In this guide, we'll briefly explain how to define your own custom code. Then, we'll cover everything you need to know to make custom code available to your DAGs. We'll use custom operators as our primary example, but these same concepts also apply to custom hooks and sensors.

Defining a Custom Operator

At a high level, creating a custom operator is straightforward. At a minimum, all custom operators must:

  • Inherit from the BaseOperator.
  • Define Constructor and Execute classes.

This will look something like the code below:

from airflow.operators.bash_operator import BaseOperator
from airflow.utils.decorators import apply_defaults
from hooks.my_hook import MyHook


class MyOperator(BaseOperator):

    @apply_defaults
    def __init__(self,
                 my_field,
                 *args,
                 **kwargs):
        super(MyOperator, self).__init__(*args, **kwargs)
        self.my_field = my_field

    def execute(self, context):
        hook = MyHook('my_conn')
        hook.my_method()

If your custom operator is modifying functionality of an existing operator, your class can inherit from the operator you are building off of instead of the BaseOperator. For more detailed instructions on defining custom operators, check out the Apache Airflow How-to Guide.
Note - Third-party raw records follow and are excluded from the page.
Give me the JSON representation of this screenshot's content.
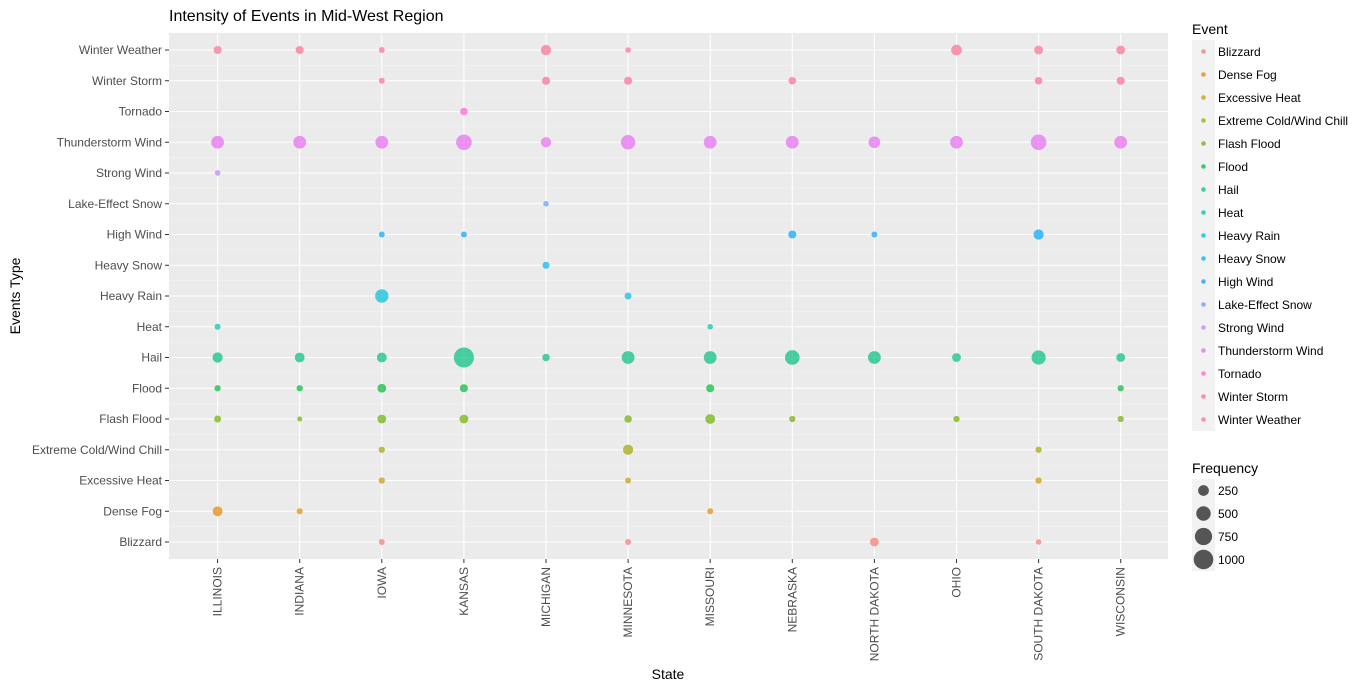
{
  "chart_data": {
    "type": "scatter",
    "title": "Intensity of Events in Mid-West Region",
    "xlabel": "State",
    "ylabel": "Events Type",
    "grid": true,
    "legend_position": "right",
    "x_categories": [
      "ILLINOIS",
      "INDIANA",
      "IOWA",
      "KANSAS",
      "MICHIGAN",
      "MINNESOTA",
      "MISSOURI",
      "NEBRASKA",
      "NORTH DAKOTA",
      "OHIO",
      "SOUTH DAKOTA",
      "WISCONSIN"
    ],
    "y_categories": [
      "Blizzard",
      "Dense Fog",
      "Excessive Heat",
      "Extreme Cold/Wind Chill",
      "Flash Flood",
      "Flood",
      "Hail",
      "Heat",
      "Heavy Rain",
      "Heavy Snow",
      "High Wind",
      "Lake-Effect Snow",
      "Strong Wind",
      "Thunderstorm Wind",
      "Tornado",
      "Winter Storm",
      "Winter Weather"
    ],
    "event_colors": {
      "Blizzard": "#F8766D",
      "Dense Fog": "#E58700",
      "Excessive Heat": "#C99800",
      "Extreme Cold/Wind Chill": "#A3A500",
      "Flash Flood": "#6BB100",
      "Flood": "#00BA38",
      "Hail": "#00BF7D",
      "Heat": "#00C0AF",
      "Heavy Rain": "#00BCD8",
      "Heavy Snow": "#00B0F6",
      "High Wind": "#00A5FF",
      "Lake-Effect Snow": "#619CFF",
      "Strong Wind": "#B983FF",
      "Thunderstorm Wind": "#E76BF3",
      "Tornado": "#FD61D1",
      "Winter Storm": "#FF67A4",
      "Winter Weather": "#FF6C90"
    },
    "size_legend": {
      "title": "Frequency",
      "values": [
        250,
        500,
        750,
        1000
      ],
      "labels": [
        "250",
        "500",
        "750",
        "1000"
      ]
    },
    "legend_title": "Event",
    "points": [
      {
        "state": "ILLINOIS",
        "event": "Winter Weather",
        "freq": 120
      },
      {
        "state": "INDIANA",
        "event": "Winter Weather",
        "freq": 120
      },
      {
        "state": "IOWA",
        "event": "Winter Weather",
        "freq": 50
      },
      {
        "state": "MICHIGAN",
        "event": "Winter Weather",
        "freq": 220
      },
      {
        "state": "MINNESOTA",
        "event": "Winter Weather",
        "freq": 40
      },
      {
        "state": "OHIO",
        "event": "Winter Weather",
        "freq": 250
      },
      {
        "state": "SOUTH DAKOTA",
        "event": "Winter Weather",
        "freq": 150
      },
      {
        "state": "WISCONSIN",
        "event": "Winter Weather",
        "freq": 150
      },
      {
        "state": "IOWA",
        "event": "Winter Storm",
        "freq": 50
      },
      {
        "state": "MICHIGAN",
        "event": "Winter Storm",
        "freq": 120
      },
      {
        "state": "MINNESOTA",
        "event": "Winter Storm",
        "freq": 120
      },
      {
        "state": "NEBRASKA",
        "event": "Winter Storm",
        "freq": 100
      },
      {
        "state": "SOUTH DAKOTA",
        "event": "Winter Storm",
        "freq": 100
      },
      {
        "state": "WISCONSIN",
        "event": "Winter Storm",
        "freq": 120
      },
      {
        "state": "KANSAS",
        "event": "Tornado",
        "freq": 100
      },
      {
        "state": "ILLINOIS",
        "event": "Thunderstorm Wind",
        "freq": 380
      },
      {
        "state": "INDIANA",
        "event": "Thunderstorm Wind",
        "freq": 380
      },
      {
        "state": "IOWA",
        "event": "Thunderstorm Wind",
        "freq": 380
      },
      {
        "state": "KANSAS",
        "event": "Thunderstorm Wind",
        "freq": 600
      },
      {
        "state": "MICHIGAN",
        "event": "Thunderstorm Wind",
        "freq": 220
      },
      {
        "state": "MINNESOTA",
        "event": "Thunderstorm Wind",
        "freq": 500
      },
      {
        "state": "MISSOURI",
        "event": "Thunderstorm Wind",
        "freq": 380
      },
      {
        "state": "NEBRASKA",
        "event": "Thunderstorm Wind",
        "freq": 380
      },
      {
        "state": "NORTH DAKOTA",
        "event": "Thunderstorm Wind",
        "freq": 300
      },
      {
        "state": "OHIO",
        "event": "Thunderstorm Wind",
        "freq": 380
      },
      {
        "state": "SOUTH DAKOTA",
        "event": "Thunderstorm Wind",
        "freq": 600
      },
      {
        "state": "WISCONSIN",
        "event": "Thunderstorm Wind",
        "freq": 380
      },
      {
        "state": "ILLINOIS",
        "event": "Strong Wind",
        "freq": 40
      },
      {
        "state": "MICHIGAN",
        "event": "Lake-Effect Snow",
        "freq": 40
      },
      {
        "state": "IOWA",
        "event": "High Wind",
        "freq": 50
      },
      {
        "state": "KANSAS",
        "event": "High Wind",
        "freq": 50
      },
      {
        "state": "NEBRASKA",
        "event": "High Wind",
        "freq": 120
      },
      {
        "state": "NORTH DAKOTA",
        "event": "High Wind",
        "freq": 50
      },
      {
        "state": "SOUTH DAKOTA",
        "event": "High Wind",
        "freq": 220
      },
      {
        "state": "MICHIGAN",
        "event": "Heavy Snow",
        "freq": 80
      },
      {
        "state": "IOWA",
        "event": "Heavy Rain",
        "freq": 420
      },
      {
        "state": "MINNESOTA",
        "event": "Heavy Rain",
        "freq": 80
      },
      {
        "state": "ILLINOIS",
        "event": "Heat",
        "freq": 50
      },
      {
        "state": "MISSOURI",
        "event": "Heat",
        "freq": 40
      },
      {
        "state": "ILLINOIS",
        "event": "Hail",
        "freq": 220
      },
      {
        "state": "INDIANA",
        "event": "Hail",
        "freq": 200
      },
      {
        "state": "IOWA",
        "event": "Hail",
        "freq": 200
      },
      {
        "state": "KANSAS",
        "event": "Hail",
        "freq": 1050
      },
      {
        "state": "MICHIGAN",
        "event": "Hail",
        "freq": 100
      },
      {
        "state": "MINNESOTA",
        "event": "Hail",
        "freq": 380
      },
      {
        "state": "MISSOURI",
        "event": "Hail",
        "freq": 380
      },
      {
        "state": "NEBRASKA",
        "event": "Hail",
        "freq": 520
      },
      {
        "state": "NORTH DAKOTA",
        "event": "Hail",
        "freq": 380
      },
      {
        "state": "OHIO",
        "event": "Hail",
        "freq": 150
      },
      {
        "state": "SOUTH DAKOTA",
        "event": "Hail",
        "freq": 480
      },
      {
        "state": "WISCONSIN",
        "event": "Hail",
        "freq": 150
      },
      {
        "state": "ILLINOIS",
        "event": "Flood",
        "freq": 60
      },
      {
        "state": "INDIANA",
        "event": "Flood",
        "freq": 60
      },
      {
        "state": "IOWA",
        "event": "Flood",
        "freq": 150
      },
      {
        "state": "KANSAS",
        "event": "Flood",
        "freq": 120
      },
      {
        "state": "MISSOURI",
        "event": "Flood",
        "freq": 120
      },
      {
        "state": "WISCONSIN",
        "event": "Flood",
        "freq": 60
      },
      {
        "state": "ILLINOIS",
        "event": "Flash Flood",
        "freq": 80
      },
      {
        "state": "INDIANA",
        "event": "Flash Flood",
        "freq": 30
      },
      {
        "state": "IOWA",
        "event": "Flash Flood",
        "freq": 150
      },
      {
        "state": "KANSAS",
        "event": "Flash Flood",
        "freq": 150
      },
      {
        "state": "MINNESOTA",
        "event": "Flash Flood",
        "freq": 100
      },
      {
        "state": "MISSOURI",
        "event": "Flash Flood",
        "freq": 200
      },
      {
        "state": "NEBRASKA",
        "event": "Flash Flood",
        "freq": 60
      },
      {
        "state": "OHIO",
        "event": "Flash Flood",
        "freq": 60
      },
      {
        "state": "WISCONSIN",
        "event": "Flash Flood",
        "freq": 60
      },
      {
        "state": "IOWA",
        "event": "Extreme Cold/Wind Chill",
        "freq": 60
      },
      {
        "state": "MINNESOTA",
        "event": "Extreme Cold/Wind Chill",
        "freq": 220
      },
      {
        "state": "SOUTH DAKOTA",
        "event": "Extreme Cold/Wind Chill",
        "freq": 60
      },
      {
        "state": "IOWA",
        "event": "Excessive Heat",
        "freq": 60
      },
      {
        "state": "MINNESOTA",
        "event": "Excessive Heat",
        "freq": 50
      },
      {
        "state": "SOUTH DAKOTA",
        "event": "Excessive Heat",
        "freq": 60
      },
      {
        "state": "ILLINOIS",
        "event": "Dense Fog",
        "freq": 200
      },
      {
        "state": "INDIANA",
        "event": "Dense Fog",
        "freq": 50
      },
      {
        "state": "MISSOURI",
        "event": "Dense Fog",
        "freq": 50
      },
      {
        "state": "IOWA",
        "event": "Blizzard",
        "freq": 50
      },
      {
        "state": "MINNESOTA",
        "event": "Blizzard",
        "freq": 50
      },
      {
        "state": "NORTH DAKOTA",
        "event": "Blizzard",
        "freq": 150
      },
      {
        "state": "SOUTH DAKOTA",
        "event": "Blizzard",
        "freq": 40
      }
    ]
  }
}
Importing Custom Operators

Once you have your custom operator defined, you need to make it available to your DAGs. Some legacy Airflow documentation or forums may reference registering your custom operator as an Airflow plugin, but this is not necessary. To import a custom operator into your DAGs, the file containing your custom operator needs to be in a directory that is present in your PYTHONPATH.

Airflow by default will add the dags/ and plugins/ directories in a project to the PYTHONPATH, so those are the most natural choices for storing custom operator files (check out the Apache Airflow Module Management docs for more info). Your project structure may vary depending on your team and your use case. At Astronomer we use the following structure, where custom operator files live in the plugins/ directory with sub-folders for readability.

.
├── dags/                    
│   ├── example-dag.py
├── Dockerfile                  
├── include/                 
│   └── sql/
│       └── transforms.sql
├── packages.txt     
├── plugins/             
│   └── hooks/
│       └── my_operator.py
│   └── sensors/
│       └── my_sensor.py
└── requirements.txt    

For more details on why we recommend this project structure, check out our Managing Airflow Code guide.

Note: If you use an IDE and don't want to see import errors, add the plugins directory as a source root.

Once you have your custom operators added to the project like this, you can easily import them in your DAG like you would any other Python package:

from airflow import DAG
from datetime import datetime, timedelta
from operators.my_operator import MyOperator
from sensors.my_sensor import MySensor

default_args = {
	'owner': 'airflow',
	'depends_on_past': False,
	'start_date': datetime(2018, 1, 1),
	'email_on_failure': False,
	'email_on_retry': False,
	'retries': 1,
	'retry_delay': timedelta(minutes=5),
}


with DAG('example_dag',
		 max_active_runs=3,
		 schedule_interval='@once',
		 default_args=default_args) as dag:

	sens = MySensor(
		task_id='taskA'
	)

	op = MyOperator(
		task_id='taskB',
		my_field='some text'
	)

	sens >> op

And that's it! Your DAG will use MyOperator and MySensor when it runs, giving you full flexibility over what happens in your pipelines.